Baseball stadium in Laredo, Texas, US

2011 promotional image of the planned Laredo Ballpark now named Uni-Trade Stadium

The Uni-Trade Stadium is a baseball stadium in Laredo, Texas. The stadium is the United States home to The Tecolotes de los Dos Laredos, a bi-national Mexican League professional baseball team, and the Laredo Roses, a women's full-contact American football team in the Sugar N Spice Football League. The stadium is also used for youth soccer leagues, youth and prep baseball games, and concerts. It was the home of the Laredo Lemurs, a baseball team in the American Association, from 2012 to 2016.

==History==
The Laredo Ballpark project was first approved by the city council and was voted in favor of (with 61.32% of the votes in favor and 38.68% against) constructing it with money collected by a .25% sales tax increase for the LEC since 2004 of which there is a surplus of about $18 million. The project consisted of building a new multiuse Baseball field near the Laredo Energy Arena (now Sames Auto Arena). On December 9, 2011, it was announced that the stadium would be named Uni-Trade Stadium, after Uni-Trade Forwarding LLC, a local freight forwarder. The park opened on May 17, 2012, with the Lemurs defeating the defending American Association champion Grand Prairie AirHogs 5–1 in front of a crowd of 5,923.

Despite posting winning records in each of their five seasons, including the 2015 American Association championship, Lemurs attendance plummeted from 187,845 in 2012 (fourth in a 14-team league) to just 41,955 in 2016, lowest in the league. Less than three weeks prior to the 2017 season, the Lemurs left the American Association and folded as result of a lawsuit between owner Arianna Torres and other members of Laredo Baseball Holdings, the Lemurs' ownership group. Torres allegedly accumulated over $500,000 of debts as well.

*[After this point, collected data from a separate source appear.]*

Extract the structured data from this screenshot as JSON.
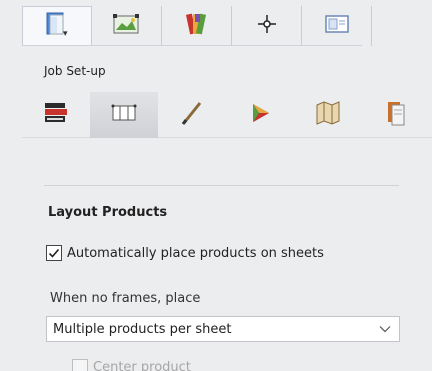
{
  "top_tabs": [
    {
      "icon": "job-setup-icon",
      "active": true
    },
    {
      "icon": "layout-preview-icon"
    },
    {
      "icon": "color-swatch-icon"
    },
    {
      "icon": "target-crosshair-icon"
    },
    {
      "icon": "window-panel-icon"
    }
  ],
  "section_label": "Job Set-up",
  "tool_row": [
    {
      "icon": "book-stack-icon"
    },
    {
      "icon": "layout-grid-icon",
      "active": true
    },
    {
      "icon": "pen-icon"
    },
    {
      "icon": "color-triangle-icon"
    },
    {
      "icon": "folded-map-icon"
    },
    {
      "icon": "document-pages-icon"
    }
  ],
  "layout_products": {
    "heading": "Layout Products",
    "auto_place_label": "Automatically place products on sheets",
    "auto_place_checked": true,
    "no_frames_label": "When no frames, place",
    "placement_select": "Multiple products per sheet",
    "center_product_label": "Center product",
    "center_product_checked": false
  },
  "colors": {
    "accent_blue": "#2c6fd6",
    "icon_red": "#c8332c"
  }
}
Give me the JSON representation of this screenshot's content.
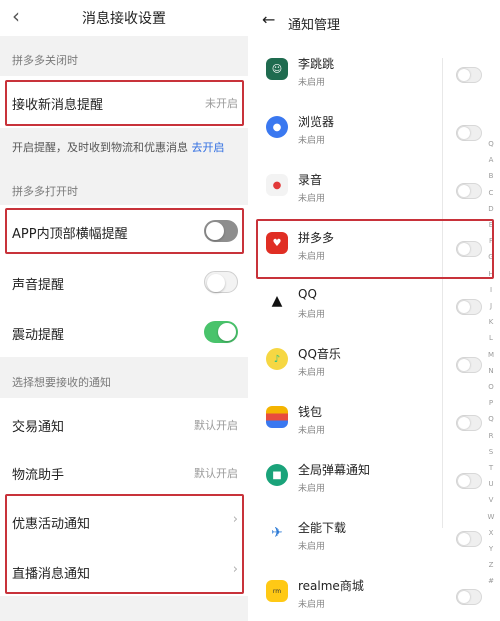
{
  "left": {
    "header": {
      "back_icon": "chevron-left",
      "title": "消息接收设置"
    },
    "section_closed": "拼多多关闭时",
    "new_message": {
      "label": "接收新消息提醒",
      "value": "未开启"
    },
    "new_message_desc": {
      "text": "开启提醒，及时收到物流和优惠消息 ",
      "link": "去开启"
    },
    "section_open": "拼多多打开时",
    "banner": {
      "label": "APP内顶部横幅提醒",
      "state": "off"
    },
    "sound": {
      "label": "声音提醒",
      "state": "off"
    },
    "vibrate": {
      "label": "震动提醒",
      "state": "on"
    },
    "section_choose": "选择想要接收的通知",
    "trade": {
      "label": "交易通知",
      "value": "默认开启"
    },
    "logistics": {
      "label": "物流助手",
      "value": "默认开启"
    },
    "promo": {
      "label": "优惠活动通知"
    },
    "live": {
      "label": "直播消息通知"
    },
    "highlight_color": "#c8323a",
    "toggle_on_color": "#49c36b"
  },
  "right": {
    "header": {
      "back_icon": "arrow-left",
      "title": "通知管理"
    },
    "apps": [
      {
        "name": "李跳跳",
        "status": "未启用",
        "icon": "lee-app-icon",
        "color": "#1f6b4f"
      },
      {
        "name": "浏览器",
        "status": "未启用",
        "icon": "browser-icon",
        "color": "#3a78f0"
      },
      {
        "name": "录音",
        "status": "未启用",
        "icon": "recorder-icon",
        "color": "#e23a3a"
      },
      {
        "name": "拼多多",
        "status": "未启用",
        "icon": "pinduoduo-icon",
        "color": "#e02e24"
      },
      {
        "name": "QQ",
        "status": "未启用",
        "icon": "qq-penguin-icon",
        "color": "#111111"
      },
      {
        "name": "QQ音乐",
        "status": "未启用",
        "icon": "qq-music-icon",
        "color": "#31c27c"
      },
      {
        "name": "钱包",
        "status": "未启用",
        "icon": "wallet-icon",
        "color": "#f4b400"
      },
      {
        "name": "全局弹幕通知",
        "status": "未启用",
        "icon": "bullet-chat-icon",
        "color": "#1aa37a"
      },
      {
        "name": "全能下载",
        "status": "未启用",
        "icon": "download-icon",
        "color": "#2e7bd6"
      },
      {
        "name": "realme商城",
        "status": "未启用",
        "icon": "realme-store-icon",
        "color": "#ffc915"
      }
    ],
    "alphabet": [
      "Q",
      "A",
      "B",
      "C",
      "D",
      "E",
      "F",
      "G",
      "H",
      "I",
      "J",
      "K",
      "L",
      "M",
      "N",
      "O",
      "P",
      "Q",
      "R",
      "S",
      "T",
      "U",
      "V",
      "W",
      "X",
      "Y",
      "Z",
      "#"
    ]
  }
}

After the stadium sat empty for the 2017 season, the Rojos del Águila de Veracruz of the Triple-A Mexican League relocated to the region and took the name of the Tecolotes de los Dos Laredos, a franchise that previously played on both sides of the US-Mexico border (Laredo and Nuevo Laredo) from 1985 to 2004. The team splits their home games between Uni-Trade Stadium and Parque la Junta on the Mexican side.

==Field==
The baseball field playing surface was designed and built by sports field contractor Texas Multi-Chem of Kerrville, Texas. The baseball field's natural grass surface is TifSport hybrid Bermuda and the root zone consists of an 8" layer of USGA sand and Dakota peat. The field also contains an internal drainage system to help avoid rain-outs.